Le plan prévoit d’abord de plafonner la facture moyenne de gaz et d’électricité pour les ménages à GBP 2 500 par an, bien en-dessous des GBP 3 548 estimées par l’Ofgem (autorité de régulation de l’énergie britannique). Pour ce faire, le gouvernement prépare une « garantie du prix de l’énergie » au niveau des fournisseurs ainsi que la suppression temporaire de la taxe environnementale sur l’énergie (green levy). Ce programme vient s’ajouter au plan de soutien des ménages (GBP 37 milliards) annoncé en juin qui prévoyait notamment une aide ciblée (GBP 400 milliards) pour les ménages les plus vulnérables.
Du côté des entreprises, le gouvernement propose de mettre en place un mécanisme de « garantie du prix de l’énergie » similaire, pour une durée de six mois, avant d’évoluer vers un dispositif plus ciblé, dont les mesures n’ont pas encore été précisées.
La troisième mesure phare du plan de soutien vise à garantir la stabilité sur le marché de l’électricité en assurant une liquidité suffisante. Le HM Treasury et la BoE vont mettre en place un fonds de liquidité (Energy Markets Financing Scheme) d’un montant de GBP 40 milliards pour faciliter les appels de marge massifs auxquels font face les acteurs de marché.

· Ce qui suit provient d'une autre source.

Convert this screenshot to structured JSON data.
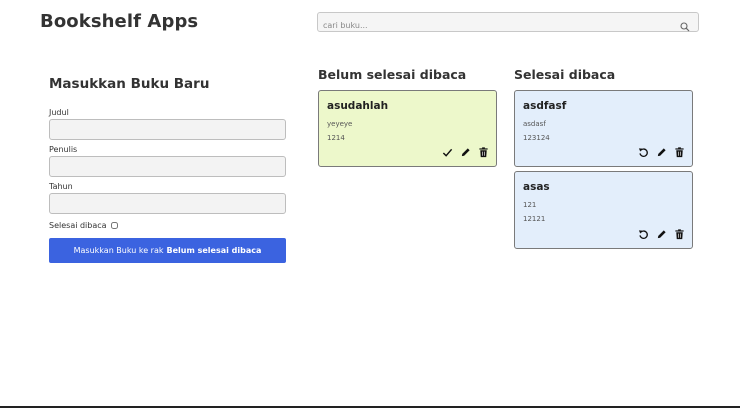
{
  "header": {
    "title": "Bookshelf Apps"
  },
  "search": {
    "placeholder": "cari buku...",
    "icon": "search-icon"
  },
  "form": {
    "title": "Masukkan Buku Baru",
    "title_label": "Judul",
    "author_label": "Penulis",
    "year_label": "Tahun",
    "finished_label": "Selesai dibaca",
    "submit_prefix": "Masukkan Buku ke rak",
    "submit_target": "Belum selesai dibaca",
    "submit_color": "#3b63e0"
  },
  "unread_shelf": {
    "title": "Belum selesai dibaca",
    "card_color": "#edf8cb",
    "books": [
      {
        "title": "asudahlah",
        "author": "yeyeye",
        "year": "1214"
      }
    ]
  },
  "read_shelf": {
    "title": "Selesai dibaca",
    "card_color": "#e3eefb",
    "books": [
      {
        "title": "asdfasf",
        "author": "asdasf",
        "year": "123124"
      },
      {
        "title": "asas",
        "author": "121",
        "year": "12121"
      }
    ]
  }
}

Si les mesures de ce plan sont nécessaires pour atténuer le choc inflationniste, son ampleur pèsera lourdement sur les finances publiques. Selon les estimations du gouvernement, ce plan coûterait entre GBP 100 et 200 milliards (soit entre 4,5 et 9% du PIB), bien au-dessus des GBP 80 milliards du plan de soutien aux ménages lors de la crise du Covid-19. Le Debt Management Office (DMO) devrait publier prochainement une estimation plus fine des conséquences budgétaires de ce plan sur les finances publiques. Jusqu’à présent, aucune mesure compensatoire n’a encore été annoncée, le plan serait donc financé par un recours accru à l’emprunt public.
Les politiques fiscale et budgétaire annoncées mettent sous pression les finances publiques britanniques. D’un côté, Liz Truss annonce un plan de soutien sans mesure compensatoire. De l’autre, sa promesse de campagne de faire de la baisse d’impôt pour les ménages et les entreprises (d’environ GBP 30 mds) sa priorité, pourrait creuser davantage le déficit public. Conséquence directe de cette détérioration des perspectives budgétaires, les gilts (titres du Trésor britannique) ont vu leur rendement fortement augmenter sur l’ensemble de la courbe des maturités. Pour la première fois depuis 2011, le rendement des obligations souveraines à 10 ans (10Y gilts) a dépassé 3,2%. L’autre évolution remarquable se situe du côté du marché des changes : malgré ces taux d’intérêt plus élevés, la livre sterling a, en effet, continué sa chute, notamment vis-à-vis du dollar. Le 19 septembre, la livre sterling (GBP) est tombée à 1,1410 dollars (USD), son plus bas niveau depuis 1985.